View Single Post
Old 02-04-2012, 05:15 PM   #13
frostschutz
Linux User
frostschutz ought to be getting tired of karma fortunes by now.frostschutz ought to be getting tired of karma fortunes by now.frostschutz ought to be getting tired of karma fortunes by now.frostschutz ought to be getting tired of karma fortunes by now.frostschutz ought to be getting tired of karma fortunes by now.frostschutz ought to be getting tired of karma fortunes by now.frostschutz ought to be getting tired of karma fortunes by now.frostschutz ought to be getting tired of karma fortunes by now.frostschutz ought to be getting tired of karma fortunes by now.frostschutz ought to be getting tired of karma fortunes by now.frostschutz ought to be getting tired of karma fortunes by now.
 
frostschutz's Avatar
 
Posts: 2,282
Karma: 6123806
Join Date: Sep 2010
Location: Heidelberg, Germany
Device: none
Quote:
Originally Posted by Aydan View Post
I'd say all modern flash devices have a wear leveling capable controller.

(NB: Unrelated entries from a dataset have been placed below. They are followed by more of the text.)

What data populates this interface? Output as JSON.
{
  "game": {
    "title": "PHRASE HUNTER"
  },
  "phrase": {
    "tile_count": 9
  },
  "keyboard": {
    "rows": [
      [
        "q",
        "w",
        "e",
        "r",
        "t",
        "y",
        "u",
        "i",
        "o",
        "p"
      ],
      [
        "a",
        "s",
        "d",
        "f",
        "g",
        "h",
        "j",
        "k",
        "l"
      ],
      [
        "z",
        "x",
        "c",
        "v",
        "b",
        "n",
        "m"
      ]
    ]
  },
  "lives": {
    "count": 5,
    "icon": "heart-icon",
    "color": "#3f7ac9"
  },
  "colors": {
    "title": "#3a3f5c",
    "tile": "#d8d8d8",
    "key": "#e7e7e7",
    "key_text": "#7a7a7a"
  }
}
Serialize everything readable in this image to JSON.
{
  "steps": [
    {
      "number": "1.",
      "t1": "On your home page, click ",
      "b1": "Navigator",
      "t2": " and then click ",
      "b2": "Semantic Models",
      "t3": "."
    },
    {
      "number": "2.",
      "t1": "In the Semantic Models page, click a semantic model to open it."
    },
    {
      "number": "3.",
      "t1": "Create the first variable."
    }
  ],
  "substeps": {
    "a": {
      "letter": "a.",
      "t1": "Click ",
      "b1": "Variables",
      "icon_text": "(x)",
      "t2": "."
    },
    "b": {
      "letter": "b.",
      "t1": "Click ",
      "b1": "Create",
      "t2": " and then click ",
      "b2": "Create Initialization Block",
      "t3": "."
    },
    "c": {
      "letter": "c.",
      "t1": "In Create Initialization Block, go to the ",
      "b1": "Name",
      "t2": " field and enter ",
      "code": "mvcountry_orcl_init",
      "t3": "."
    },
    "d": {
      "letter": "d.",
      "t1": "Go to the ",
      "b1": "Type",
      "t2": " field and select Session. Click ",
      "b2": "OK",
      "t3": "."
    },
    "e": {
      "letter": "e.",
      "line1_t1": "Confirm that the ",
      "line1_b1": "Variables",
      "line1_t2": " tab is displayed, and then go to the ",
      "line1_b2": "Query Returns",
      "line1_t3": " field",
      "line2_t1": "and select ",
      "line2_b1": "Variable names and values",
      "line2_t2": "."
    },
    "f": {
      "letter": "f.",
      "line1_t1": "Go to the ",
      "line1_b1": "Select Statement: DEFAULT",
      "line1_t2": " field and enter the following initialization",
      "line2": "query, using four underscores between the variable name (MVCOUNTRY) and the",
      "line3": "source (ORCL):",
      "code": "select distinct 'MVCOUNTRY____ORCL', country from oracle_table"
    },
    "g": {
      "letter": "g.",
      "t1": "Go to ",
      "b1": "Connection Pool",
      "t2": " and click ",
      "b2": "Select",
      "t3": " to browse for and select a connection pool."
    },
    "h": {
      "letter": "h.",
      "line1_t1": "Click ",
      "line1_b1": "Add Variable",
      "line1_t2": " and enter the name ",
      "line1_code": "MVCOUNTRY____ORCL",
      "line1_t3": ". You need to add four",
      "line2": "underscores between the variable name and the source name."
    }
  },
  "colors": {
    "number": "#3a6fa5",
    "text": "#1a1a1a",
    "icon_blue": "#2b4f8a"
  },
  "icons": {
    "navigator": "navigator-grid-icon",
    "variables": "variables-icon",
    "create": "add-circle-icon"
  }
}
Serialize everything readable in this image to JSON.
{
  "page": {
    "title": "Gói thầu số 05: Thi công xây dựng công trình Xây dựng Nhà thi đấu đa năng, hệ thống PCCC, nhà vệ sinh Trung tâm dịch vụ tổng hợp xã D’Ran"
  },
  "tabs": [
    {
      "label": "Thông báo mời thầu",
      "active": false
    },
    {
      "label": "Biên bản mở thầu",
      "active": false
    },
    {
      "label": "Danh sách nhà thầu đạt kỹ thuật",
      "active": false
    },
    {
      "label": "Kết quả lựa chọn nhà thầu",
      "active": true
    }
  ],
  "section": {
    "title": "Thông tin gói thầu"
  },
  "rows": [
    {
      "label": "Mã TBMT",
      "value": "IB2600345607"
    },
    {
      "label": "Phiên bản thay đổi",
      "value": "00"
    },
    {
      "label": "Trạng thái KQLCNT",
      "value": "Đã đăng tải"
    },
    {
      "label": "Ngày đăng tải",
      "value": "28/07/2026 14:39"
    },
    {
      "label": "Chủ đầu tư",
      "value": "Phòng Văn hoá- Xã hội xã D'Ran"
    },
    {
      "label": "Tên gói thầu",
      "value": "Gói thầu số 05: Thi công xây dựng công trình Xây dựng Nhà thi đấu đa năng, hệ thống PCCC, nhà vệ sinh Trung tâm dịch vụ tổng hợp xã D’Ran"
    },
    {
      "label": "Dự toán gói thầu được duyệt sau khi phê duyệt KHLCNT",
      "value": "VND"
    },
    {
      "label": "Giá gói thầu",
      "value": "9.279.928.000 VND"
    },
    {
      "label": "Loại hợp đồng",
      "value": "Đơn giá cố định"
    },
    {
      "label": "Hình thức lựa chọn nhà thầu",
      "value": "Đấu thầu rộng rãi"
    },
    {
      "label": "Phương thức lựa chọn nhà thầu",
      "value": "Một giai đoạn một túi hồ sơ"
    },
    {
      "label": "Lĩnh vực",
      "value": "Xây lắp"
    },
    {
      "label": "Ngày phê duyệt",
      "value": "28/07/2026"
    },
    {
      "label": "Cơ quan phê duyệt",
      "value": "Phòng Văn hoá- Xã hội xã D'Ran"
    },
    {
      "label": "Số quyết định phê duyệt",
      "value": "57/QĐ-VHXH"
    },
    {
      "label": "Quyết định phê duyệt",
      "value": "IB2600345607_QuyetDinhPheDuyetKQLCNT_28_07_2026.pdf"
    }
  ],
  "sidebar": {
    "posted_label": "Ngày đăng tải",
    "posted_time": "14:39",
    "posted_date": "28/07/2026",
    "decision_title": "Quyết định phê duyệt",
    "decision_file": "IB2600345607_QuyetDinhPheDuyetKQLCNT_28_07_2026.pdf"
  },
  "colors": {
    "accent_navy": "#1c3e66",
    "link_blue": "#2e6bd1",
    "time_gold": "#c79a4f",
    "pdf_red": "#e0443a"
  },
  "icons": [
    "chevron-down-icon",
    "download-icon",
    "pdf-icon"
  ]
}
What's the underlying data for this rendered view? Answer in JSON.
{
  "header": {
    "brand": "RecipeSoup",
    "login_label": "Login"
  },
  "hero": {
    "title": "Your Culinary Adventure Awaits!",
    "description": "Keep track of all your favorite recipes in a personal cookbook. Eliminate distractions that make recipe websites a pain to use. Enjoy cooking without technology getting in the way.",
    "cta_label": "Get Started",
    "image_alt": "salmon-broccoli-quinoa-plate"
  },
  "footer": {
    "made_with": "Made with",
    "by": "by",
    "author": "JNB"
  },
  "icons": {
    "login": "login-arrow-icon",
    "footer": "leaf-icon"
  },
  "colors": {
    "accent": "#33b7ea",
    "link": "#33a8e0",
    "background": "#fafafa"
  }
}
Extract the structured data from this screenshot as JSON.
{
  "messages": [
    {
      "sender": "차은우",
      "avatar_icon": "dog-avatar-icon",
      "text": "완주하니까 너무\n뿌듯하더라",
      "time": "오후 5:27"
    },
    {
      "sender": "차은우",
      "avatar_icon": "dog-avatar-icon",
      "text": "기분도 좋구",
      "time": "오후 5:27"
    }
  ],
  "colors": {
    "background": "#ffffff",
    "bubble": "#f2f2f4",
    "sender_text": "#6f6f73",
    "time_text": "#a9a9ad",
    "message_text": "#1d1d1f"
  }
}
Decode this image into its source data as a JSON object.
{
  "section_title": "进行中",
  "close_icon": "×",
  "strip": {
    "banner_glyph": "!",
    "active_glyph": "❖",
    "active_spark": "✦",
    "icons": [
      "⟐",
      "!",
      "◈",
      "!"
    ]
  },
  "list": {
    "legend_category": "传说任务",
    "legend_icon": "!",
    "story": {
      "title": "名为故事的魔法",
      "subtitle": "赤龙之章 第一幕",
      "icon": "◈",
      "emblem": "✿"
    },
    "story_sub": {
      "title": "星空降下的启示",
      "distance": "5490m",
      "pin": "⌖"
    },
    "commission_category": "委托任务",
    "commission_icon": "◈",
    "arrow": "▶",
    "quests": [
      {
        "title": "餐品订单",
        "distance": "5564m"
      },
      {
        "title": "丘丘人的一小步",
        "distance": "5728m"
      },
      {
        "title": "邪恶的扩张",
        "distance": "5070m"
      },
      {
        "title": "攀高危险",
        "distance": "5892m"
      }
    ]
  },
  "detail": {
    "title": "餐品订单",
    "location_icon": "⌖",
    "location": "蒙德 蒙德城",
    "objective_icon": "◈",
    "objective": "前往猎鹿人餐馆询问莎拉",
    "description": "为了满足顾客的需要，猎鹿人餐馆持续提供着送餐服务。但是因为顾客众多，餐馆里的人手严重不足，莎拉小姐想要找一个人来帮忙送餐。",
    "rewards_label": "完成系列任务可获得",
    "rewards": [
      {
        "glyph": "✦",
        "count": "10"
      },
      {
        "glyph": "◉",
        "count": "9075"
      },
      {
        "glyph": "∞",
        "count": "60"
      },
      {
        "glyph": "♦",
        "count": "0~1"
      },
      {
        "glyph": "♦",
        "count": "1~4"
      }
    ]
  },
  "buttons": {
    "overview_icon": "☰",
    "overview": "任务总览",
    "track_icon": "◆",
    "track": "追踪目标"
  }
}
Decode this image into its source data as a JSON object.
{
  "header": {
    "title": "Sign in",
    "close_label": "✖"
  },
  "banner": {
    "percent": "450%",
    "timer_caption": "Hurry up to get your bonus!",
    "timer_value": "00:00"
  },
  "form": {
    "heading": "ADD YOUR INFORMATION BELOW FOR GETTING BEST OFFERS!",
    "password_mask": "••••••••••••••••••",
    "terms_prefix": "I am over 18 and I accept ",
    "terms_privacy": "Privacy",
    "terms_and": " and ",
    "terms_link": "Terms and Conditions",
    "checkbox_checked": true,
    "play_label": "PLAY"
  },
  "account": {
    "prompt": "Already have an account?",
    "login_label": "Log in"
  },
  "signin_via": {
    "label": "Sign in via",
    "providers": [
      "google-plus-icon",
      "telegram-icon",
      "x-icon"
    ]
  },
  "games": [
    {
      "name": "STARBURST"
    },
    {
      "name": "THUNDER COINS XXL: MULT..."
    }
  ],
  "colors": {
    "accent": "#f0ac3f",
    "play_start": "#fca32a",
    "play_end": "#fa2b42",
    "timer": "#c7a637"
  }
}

Sorry to ruin your trust in modern technology, but still: Only SSDs do this. SD cards, USB sticks, flash chips etc. on the other hand are considered cheap disposable devices and not expected to see heavy duty use.

Wear leveling actually is quite complicated; each and every (write) access has to be tracked and counted so you have the data necessary to make the descision as to when to make a remap and where to, and your storage solution needs to include a large enough remappable storage reserve. SSDs have this. USB sticks and builtin internal storage on the other hand, is unfortunately only a dumb storage device, so if there's wear leveling, it'd have to be implemented on the OS level. At best you get a filesystem that is able to mark blocks as bad and thus avoid them. That works fine as long as it's not a block the filesystem needs for storing its own metadata, and you end up with corrupted data and lose storage capacity of course.